İpçiler, korkunç cinayet sonucunda öldürülen iki insanın arkasından siyasilerin açıklama yapmamasının açıklanabilir bir durum olmadığını belirtti. İpçiler, aynı masada oturan ve fotoğraf çektiren fakat olayın ardından açıklama yapmaktan çekinen siyasi makamlar için, “Cinayetin Türkiye bağlantılı olabileceği ihtimali üzerinde duruyorlar ve kendi işbirlikçi konumları neticesinde bu konuda sus pus olmuş durumdadırlar. Herhangi bir talimat olmaksızın ne diyeceklerini kendileri belirleyemiyorlar. Dolayısıyla talimat gelene kadar sessiz kalıyorlar. Ya da sessiz kalmaları yönünde talimat aldılar” dedi.
“İçinde yaşadığımız ada yarısı Türkiye’deki derin devlet ilişkilerinin yansımasını kaldıramaz”
Cinayetin yüksek ihtimalle Türkiye bağlantılı olduğunu ifade eden İpçiler, on gün önce yaşanan vurulma olayında da TC elçiliği bağlantısının zikredildiğini, son günlerde Türkiye’de de bu tür olayların yaşandığını ve içinde yaşadığımız ada yarısının Türkiye’deki derin devlet ilişkilerinin yansımasını kaldıramayacağını söyledi. Türkiye’deki derin devletin iç çatışmalarının arka bahçe veya kalın bağırsak olarak ülkemize taşındığını söyleyen İpçiler, sosyolojik, psikolojik, ekonomik açıdan bunun kabul edilemez olduğunu belirtti.
“Faili meçhul değil meşhur”
İstenmesi halinde faili bulunabilecekken, üstü örtünmek istenen olaylara faili meşhur denildiğini açıklayan İpçiler, hesap sorulabilecek mekanizma olmadığı ve derin devlet hesaplaşmalarının yansıdığı cinayetin büyük ihtimalle faili meşhur olarak kalacağını söyledi.

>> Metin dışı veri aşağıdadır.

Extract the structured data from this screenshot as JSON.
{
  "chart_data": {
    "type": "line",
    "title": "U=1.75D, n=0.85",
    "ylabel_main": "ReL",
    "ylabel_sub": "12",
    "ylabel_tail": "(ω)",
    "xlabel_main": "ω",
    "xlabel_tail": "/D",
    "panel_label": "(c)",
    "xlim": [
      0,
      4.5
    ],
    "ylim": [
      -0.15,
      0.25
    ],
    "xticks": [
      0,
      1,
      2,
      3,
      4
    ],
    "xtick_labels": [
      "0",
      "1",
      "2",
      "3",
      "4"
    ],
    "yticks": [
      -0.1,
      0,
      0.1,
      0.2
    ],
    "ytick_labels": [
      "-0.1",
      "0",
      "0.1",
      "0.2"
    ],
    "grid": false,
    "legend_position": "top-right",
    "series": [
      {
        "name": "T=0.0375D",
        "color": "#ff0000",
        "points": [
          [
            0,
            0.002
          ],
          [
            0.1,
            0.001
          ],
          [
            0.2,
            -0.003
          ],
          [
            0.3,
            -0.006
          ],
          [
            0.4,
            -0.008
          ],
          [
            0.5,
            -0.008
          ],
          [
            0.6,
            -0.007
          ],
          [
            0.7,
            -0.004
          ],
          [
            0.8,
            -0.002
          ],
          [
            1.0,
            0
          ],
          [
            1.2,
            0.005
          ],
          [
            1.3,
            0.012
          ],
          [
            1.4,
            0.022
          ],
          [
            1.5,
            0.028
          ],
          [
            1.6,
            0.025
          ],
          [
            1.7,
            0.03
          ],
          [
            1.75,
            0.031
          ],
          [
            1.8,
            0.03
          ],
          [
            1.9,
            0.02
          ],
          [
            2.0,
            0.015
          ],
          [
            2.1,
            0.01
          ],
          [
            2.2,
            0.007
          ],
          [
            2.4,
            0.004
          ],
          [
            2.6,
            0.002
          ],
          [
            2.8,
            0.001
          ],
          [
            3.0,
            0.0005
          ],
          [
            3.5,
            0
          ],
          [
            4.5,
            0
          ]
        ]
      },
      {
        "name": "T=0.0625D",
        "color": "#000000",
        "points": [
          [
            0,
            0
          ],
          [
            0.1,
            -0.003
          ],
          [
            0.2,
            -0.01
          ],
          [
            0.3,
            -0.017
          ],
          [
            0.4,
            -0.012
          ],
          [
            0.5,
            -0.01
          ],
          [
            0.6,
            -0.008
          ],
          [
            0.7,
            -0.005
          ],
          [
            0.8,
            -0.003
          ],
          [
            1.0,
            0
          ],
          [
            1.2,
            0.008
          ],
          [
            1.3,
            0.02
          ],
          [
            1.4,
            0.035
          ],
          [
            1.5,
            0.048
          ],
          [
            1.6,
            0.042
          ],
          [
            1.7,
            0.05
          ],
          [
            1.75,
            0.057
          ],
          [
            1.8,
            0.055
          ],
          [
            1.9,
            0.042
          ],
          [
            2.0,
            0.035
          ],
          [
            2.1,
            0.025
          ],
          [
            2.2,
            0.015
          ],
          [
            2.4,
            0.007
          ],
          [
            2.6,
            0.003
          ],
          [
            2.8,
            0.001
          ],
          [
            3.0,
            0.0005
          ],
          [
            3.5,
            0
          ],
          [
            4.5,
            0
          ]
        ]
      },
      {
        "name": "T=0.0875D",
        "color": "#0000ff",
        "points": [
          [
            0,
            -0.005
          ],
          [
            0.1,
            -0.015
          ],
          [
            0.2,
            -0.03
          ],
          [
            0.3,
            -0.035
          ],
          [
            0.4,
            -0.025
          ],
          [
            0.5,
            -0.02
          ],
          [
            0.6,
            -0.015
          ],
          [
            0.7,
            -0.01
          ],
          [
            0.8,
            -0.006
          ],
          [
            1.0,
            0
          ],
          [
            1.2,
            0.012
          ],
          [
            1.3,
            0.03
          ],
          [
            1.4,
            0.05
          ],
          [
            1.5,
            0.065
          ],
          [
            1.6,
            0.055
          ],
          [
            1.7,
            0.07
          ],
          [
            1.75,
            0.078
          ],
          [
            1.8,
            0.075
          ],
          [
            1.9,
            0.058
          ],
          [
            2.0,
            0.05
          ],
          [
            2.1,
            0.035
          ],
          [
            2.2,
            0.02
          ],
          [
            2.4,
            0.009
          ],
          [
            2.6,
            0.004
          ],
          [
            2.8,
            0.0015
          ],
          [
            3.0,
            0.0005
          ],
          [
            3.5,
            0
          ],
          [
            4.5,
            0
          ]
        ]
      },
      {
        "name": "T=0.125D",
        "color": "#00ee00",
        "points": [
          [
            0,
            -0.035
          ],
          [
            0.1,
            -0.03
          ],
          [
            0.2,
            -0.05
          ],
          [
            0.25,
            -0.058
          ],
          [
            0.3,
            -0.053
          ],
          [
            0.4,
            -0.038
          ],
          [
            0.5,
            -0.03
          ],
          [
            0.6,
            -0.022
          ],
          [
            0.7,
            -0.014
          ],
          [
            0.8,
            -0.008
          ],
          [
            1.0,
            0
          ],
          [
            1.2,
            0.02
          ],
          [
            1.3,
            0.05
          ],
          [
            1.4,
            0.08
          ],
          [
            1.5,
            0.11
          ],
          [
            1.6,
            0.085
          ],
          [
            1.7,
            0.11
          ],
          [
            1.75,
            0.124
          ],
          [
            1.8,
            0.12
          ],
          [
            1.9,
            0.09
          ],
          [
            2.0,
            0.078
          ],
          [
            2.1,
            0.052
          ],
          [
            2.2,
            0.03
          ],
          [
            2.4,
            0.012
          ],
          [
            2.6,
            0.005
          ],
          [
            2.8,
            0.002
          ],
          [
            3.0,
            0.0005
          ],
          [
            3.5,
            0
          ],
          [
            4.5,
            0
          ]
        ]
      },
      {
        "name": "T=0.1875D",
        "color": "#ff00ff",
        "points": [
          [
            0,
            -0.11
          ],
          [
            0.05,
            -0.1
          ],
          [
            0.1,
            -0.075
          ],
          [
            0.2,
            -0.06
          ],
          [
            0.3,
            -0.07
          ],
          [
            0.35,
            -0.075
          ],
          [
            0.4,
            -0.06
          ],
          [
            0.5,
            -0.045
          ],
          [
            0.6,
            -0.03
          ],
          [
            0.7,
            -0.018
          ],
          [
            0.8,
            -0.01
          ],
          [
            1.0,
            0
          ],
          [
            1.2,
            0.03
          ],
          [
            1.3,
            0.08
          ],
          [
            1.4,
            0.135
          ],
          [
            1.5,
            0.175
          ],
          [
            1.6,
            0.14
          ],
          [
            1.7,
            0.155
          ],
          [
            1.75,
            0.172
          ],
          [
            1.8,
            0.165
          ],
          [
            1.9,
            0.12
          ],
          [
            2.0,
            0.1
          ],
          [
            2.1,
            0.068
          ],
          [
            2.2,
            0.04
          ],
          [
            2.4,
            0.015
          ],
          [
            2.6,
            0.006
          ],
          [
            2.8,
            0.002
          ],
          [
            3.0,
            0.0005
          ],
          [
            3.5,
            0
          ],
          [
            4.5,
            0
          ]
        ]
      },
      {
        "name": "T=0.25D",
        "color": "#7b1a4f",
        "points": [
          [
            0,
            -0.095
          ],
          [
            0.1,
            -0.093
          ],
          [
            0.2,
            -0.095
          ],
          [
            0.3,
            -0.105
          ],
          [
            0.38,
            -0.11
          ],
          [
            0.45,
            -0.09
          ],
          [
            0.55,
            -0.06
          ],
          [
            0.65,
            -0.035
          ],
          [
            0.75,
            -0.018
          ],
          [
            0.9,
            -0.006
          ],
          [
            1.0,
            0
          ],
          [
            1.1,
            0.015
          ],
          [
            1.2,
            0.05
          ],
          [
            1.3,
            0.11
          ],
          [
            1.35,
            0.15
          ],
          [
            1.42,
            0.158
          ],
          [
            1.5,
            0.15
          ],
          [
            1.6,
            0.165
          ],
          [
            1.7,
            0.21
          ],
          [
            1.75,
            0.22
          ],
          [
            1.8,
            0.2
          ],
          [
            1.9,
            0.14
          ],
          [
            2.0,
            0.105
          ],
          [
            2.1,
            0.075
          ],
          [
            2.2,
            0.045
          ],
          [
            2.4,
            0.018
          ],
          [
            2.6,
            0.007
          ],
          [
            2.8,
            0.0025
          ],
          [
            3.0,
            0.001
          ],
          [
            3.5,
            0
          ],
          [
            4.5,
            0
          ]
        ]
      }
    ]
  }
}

Halkın güvenlik algısına zarar verecek bu olayın korku ve kaosa neden olacağını söyleyen İpçiler, Türkiye’de 90’lı yıllarda yaşanan bu tarz olayların demokratik süreçlere yansımasının hala devam ettiğini belirtti. İpçiler, bu tür olaylar karşısında halkın korkarak içine kapandığını ve geri çekildiğini, oy verme tercihlerinin bile etkilendiğini ifade etti.
“Mobeseleri Türkiye kontrol ediyor”
Bizim ülkemizden kayıtlanan mobese görüntüsündeki kişilerin zanlılarla ilgili olduğunun yalanlandığını fakat söz konusu görüntünün KKTC’ye ait olmadığını kimsenin söyleyemediğini belirten İpçiler, olay olduktan sonraki bir saat içinde Türkiye’deki bir gazetecinin bu görüntüyü ele geçirebildiğinin altını çizdi.
Bağımsızlık Yolu’nun en başından beri mobese kameralara karşı olduğunu belirten İpçiler, suçların önlenmesine katkı sağlamayacak mobeselerin gözetim toplumu olduğunu söyledi. İpçiler, mobese ihalesinin Türkiye şirketine verilmesi sonucunda, verilerin doğrudan Türkiye’ye gittiğini ve orada saklanmasının olaydan yaklaşık bir saat sonra yayınlanan fotoğraf ile teyit edildiğini, mobeselerin ülkemizdeki suçları önlemediğini, yalnızca istihbarat amacıyla kullanıldığını belirtti.